- Born: 24 March 1948 Lincolnshire
- Died: 18 December 2001 (aged 53)
- Spouse: Yvonne Rogers

Academic background
- Alma mater: University of Liverpool; University of Oxford

Academic work
- Discipline: Psychology
- Sub-discipline: Developmental Psychology
- Institutions: University of Sussex

= Michael Scaife =

British psychologist

Michael Scaife (24 March 1948 – 18 December 2001) was a British biologist, psychologist, and reader at the University of Sussex, known for his early work in developmental psychology and his later interdisciplinary study in cognitive and computing sciences.

== Biography ==
Born in Lincolnshire and raised in Coventry, Scaife attended the King Henry VIII grammar school on a scholarship, and obtained his MA in biology at University of Liverpool, and his PhD in psychology at University of Oxford.

Scaife started his academic career as research assistant at the ethology group of the University of Oxford, where he cooperated with Mike Cullen, Nikolaas Tinbergen and Richard Dawkins. Later in the 1970s at University of Oxford he participated in the education and cognition research group of Jerome Bruner, with whom he published the article "The capacity for joint visual attention in the infant" in Nature in 1975. According to Bruner and Clark their cooperation helped "revolutionise the study of the infant mind. The target was to unravel what was involved in a child's learning to master a culture and the technology it generates. Mike knew that this problem was all about interactions. He saw that spectators could never get to the gist of things. It was through interacting that you learned how to do things - and also what needed doing."
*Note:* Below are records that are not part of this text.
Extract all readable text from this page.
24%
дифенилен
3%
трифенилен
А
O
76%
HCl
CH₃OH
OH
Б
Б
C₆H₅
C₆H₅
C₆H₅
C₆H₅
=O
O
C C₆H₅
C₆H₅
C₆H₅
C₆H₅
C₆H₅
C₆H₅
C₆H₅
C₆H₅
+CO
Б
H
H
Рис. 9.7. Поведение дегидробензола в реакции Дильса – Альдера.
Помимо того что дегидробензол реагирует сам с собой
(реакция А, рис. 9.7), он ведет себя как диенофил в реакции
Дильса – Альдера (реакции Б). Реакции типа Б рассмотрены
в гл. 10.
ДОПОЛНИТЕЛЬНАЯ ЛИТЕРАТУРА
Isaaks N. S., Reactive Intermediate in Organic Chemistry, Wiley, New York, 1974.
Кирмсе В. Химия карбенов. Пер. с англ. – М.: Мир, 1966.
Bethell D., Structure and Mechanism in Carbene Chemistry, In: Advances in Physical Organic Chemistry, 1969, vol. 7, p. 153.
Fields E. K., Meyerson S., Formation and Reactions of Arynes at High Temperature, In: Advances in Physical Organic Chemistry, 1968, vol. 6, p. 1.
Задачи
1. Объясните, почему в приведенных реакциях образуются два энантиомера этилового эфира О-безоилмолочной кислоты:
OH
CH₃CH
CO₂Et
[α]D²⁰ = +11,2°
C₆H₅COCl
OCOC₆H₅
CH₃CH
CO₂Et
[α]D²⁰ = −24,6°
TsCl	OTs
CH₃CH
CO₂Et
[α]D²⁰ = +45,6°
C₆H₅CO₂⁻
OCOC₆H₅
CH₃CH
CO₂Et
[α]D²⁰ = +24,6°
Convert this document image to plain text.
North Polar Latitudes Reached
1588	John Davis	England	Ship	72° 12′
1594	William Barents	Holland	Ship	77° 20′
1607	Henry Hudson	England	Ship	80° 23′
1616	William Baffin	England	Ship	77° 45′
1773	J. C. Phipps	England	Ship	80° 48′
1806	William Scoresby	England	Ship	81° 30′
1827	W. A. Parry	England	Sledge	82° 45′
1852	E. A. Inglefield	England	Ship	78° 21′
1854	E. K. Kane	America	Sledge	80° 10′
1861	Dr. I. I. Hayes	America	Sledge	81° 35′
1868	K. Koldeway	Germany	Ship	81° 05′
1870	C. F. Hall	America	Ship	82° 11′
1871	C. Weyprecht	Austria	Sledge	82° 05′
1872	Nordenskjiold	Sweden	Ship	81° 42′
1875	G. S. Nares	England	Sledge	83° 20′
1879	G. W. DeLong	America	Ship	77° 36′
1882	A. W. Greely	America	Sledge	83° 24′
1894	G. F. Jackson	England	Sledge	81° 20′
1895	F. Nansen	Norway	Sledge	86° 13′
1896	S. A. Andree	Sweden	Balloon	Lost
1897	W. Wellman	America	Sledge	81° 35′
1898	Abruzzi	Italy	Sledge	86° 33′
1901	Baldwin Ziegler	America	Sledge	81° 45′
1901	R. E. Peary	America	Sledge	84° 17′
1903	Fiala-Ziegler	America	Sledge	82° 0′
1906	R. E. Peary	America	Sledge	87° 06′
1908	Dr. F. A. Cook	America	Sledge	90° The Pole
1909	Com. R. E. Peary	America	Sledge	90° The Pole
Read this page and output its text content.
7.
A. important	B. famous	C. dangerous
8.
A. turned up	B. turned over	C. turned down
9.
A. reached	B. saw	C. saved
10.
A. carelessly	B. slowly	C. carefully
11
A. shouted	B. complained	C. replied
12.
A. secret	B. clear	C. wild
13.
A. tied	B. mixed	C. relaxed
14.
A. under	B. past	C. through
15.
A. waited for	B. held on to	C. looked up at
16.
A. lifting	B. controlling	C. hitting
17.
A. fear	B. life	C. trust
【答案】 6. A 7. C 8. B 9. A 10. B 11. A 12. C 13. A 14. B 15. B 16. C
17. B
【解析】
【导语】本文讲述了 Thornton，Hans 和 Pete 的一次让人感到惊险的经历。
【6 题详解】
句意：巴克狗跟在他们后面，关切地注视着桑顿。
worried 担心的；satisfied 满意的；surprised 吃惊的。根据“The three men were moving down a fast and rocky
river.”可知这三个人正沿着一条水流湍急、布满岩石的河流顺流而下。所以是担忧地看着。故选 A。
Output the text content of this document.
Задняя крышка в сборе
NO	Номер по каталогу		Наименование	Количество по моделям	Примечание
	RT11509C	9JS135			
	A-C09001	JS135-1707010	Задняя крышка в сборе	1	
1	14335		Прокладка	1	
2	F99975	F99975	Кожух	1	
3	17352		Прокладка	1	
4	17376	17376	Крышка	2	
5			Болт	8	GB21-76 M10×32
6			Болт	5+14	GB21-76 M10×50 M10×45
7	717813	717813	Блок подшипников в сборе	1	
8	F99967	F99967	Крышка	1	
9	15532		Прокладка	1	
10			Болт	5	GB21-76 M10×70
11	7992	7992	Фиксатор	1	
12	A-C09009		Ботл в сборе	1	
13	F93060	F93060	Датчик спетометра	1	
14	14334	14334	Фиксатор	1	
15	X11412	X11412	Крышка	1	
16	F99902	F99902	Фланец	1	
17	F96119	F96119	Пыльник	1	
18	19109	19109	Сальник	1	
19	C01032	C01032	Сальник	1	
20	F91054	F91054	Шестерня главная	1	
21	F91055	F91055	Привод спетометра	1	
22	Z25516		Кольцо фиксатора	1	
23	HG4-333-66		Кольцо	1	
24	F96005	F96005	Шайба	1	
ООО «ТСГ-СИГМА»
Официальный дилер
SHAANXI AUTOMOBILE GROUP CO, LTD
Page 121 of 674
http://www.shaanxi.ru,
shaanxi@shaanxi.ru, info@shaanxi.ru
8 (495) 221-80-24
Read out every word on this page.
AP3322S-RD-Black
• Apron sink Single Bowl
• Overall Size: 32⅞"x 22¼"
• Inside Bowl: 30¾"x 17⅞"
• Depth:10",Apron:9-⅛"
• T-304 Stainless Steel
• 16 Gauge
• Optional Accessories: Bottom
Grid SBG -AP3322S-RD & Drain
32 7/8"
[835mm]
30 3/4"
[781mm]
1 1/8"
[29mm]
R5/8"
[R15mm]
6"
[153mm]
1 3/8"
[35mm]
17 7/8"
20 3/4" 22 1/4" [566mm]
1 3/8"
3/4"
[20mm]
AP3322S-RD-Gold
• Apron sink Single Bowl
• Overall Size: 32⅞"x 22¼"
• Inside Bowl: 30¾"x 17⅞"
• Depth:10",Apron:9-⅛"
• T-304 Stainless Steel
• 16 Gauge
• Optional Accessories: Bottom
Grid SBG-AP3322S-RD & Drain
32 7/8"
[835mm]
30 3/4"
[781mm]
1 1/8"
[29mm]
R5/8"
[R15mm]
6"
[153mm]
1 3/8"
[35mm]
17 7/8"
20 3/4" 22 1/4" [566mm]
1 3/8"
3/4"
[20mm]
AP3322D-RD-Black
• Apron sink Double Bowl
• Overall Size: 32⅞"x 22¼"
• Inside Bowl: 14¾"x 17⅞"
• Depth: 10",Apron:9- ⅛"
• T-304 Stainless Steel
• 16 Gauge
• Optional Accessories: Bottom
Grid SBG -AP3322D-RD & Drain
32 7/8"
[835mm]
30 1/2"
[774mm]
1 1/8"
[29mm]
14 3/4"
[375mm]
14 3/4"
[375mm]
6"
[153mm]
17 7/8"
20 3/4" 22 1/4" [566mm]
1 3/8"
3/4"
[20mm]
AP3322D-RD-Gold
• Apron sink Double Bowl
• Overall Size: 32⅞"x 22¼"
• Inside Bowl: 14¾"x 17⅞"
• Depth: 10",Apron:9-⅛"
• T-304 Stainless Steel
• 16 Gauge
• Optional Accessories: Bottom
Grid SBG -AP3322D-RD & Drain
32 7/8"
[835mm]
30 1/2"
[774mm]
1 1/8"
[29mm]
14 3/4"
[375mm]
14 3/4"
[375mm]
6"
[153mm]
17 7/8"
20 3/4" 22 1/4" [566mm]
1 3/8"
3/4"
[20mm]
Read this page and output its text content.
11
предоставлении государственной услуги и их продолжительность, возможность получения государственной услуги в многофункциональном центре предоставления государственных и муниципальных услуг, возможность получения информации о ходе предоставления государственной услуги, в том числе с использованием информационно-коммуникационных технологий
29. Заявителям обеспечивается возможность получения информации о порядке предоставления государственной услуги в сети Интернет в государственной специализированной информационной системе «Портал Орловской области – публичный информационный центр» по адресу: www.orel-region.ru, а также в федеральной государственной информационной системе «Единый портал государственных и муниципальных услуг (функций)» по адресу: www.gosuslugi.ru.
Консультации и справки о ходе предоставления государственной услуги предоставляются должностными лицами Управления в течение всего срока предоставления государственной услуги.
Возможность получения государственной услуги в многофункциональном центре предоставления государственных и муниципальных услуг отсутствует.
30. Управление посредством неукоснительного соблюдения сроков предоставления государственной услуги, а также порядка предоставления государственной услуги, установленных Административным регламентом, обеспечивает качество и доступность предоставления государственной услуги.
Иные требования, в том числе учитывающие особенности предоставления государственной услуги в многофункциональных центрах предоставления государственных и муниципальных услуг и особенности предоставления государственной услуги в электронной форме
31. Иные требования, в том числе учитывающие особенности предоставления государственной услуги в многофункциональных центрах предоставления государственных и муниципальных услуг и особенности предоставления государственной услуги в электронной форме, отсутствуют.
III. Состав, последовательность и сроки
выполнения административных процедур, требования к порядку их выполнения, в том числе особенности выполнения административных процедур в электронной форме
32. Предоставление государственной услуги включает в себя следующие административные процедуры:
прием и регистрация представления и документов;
Later in the 1980s he moved to the University of Sussex, where he became senior lecturer in 1999, and reader in 2001. In 1987 at Sussex University he had co-founded the school of cognitive and computing sciences. Also with his partner Yvonne Rogers he founded the Interact Lab to study representation in problem solving.

== Selected publications ==
===Books===
- Butterworth, George, Julie Rutkowska, and Michael Scaife. Evolution and developmental psychology. Vol. 4. Harvester, 1985.

===Articles===
- Scaife, Michael, and Jerome S. Bruner. "The capacity for joint visual attention in the infant." Nature (1975).
- Scaife, Mike, and Yvonne Rogers. "External cognition: how do graphical representations work?." International journal of human-computer studies 45.2 (1996): 185–213.
- Scaife, M., Rogers, Y., Aldrich, F., & Davies, M. (1997, March). "Designing for or designing with? Informant design for interactive learning environments." In Proceedings of the ACM SIGCHI Conference on Human factors in computing systems (pp. 343–350). ACM.
- Navarro-Prieto, Raquel, Mike Scaife, and Yvonne Rogers. "Cognitive strategies in web searching." Proceedings of the 5th Conference on Human Factors & the Web. 1999.
- Cheng, Peter C-H., Ric K. Lowe, and Mike Scaife. "Cognitive science approaches to understanding diagrammatic representations." Artificial Intelligence Review 15.1-2 (2001): 79–94.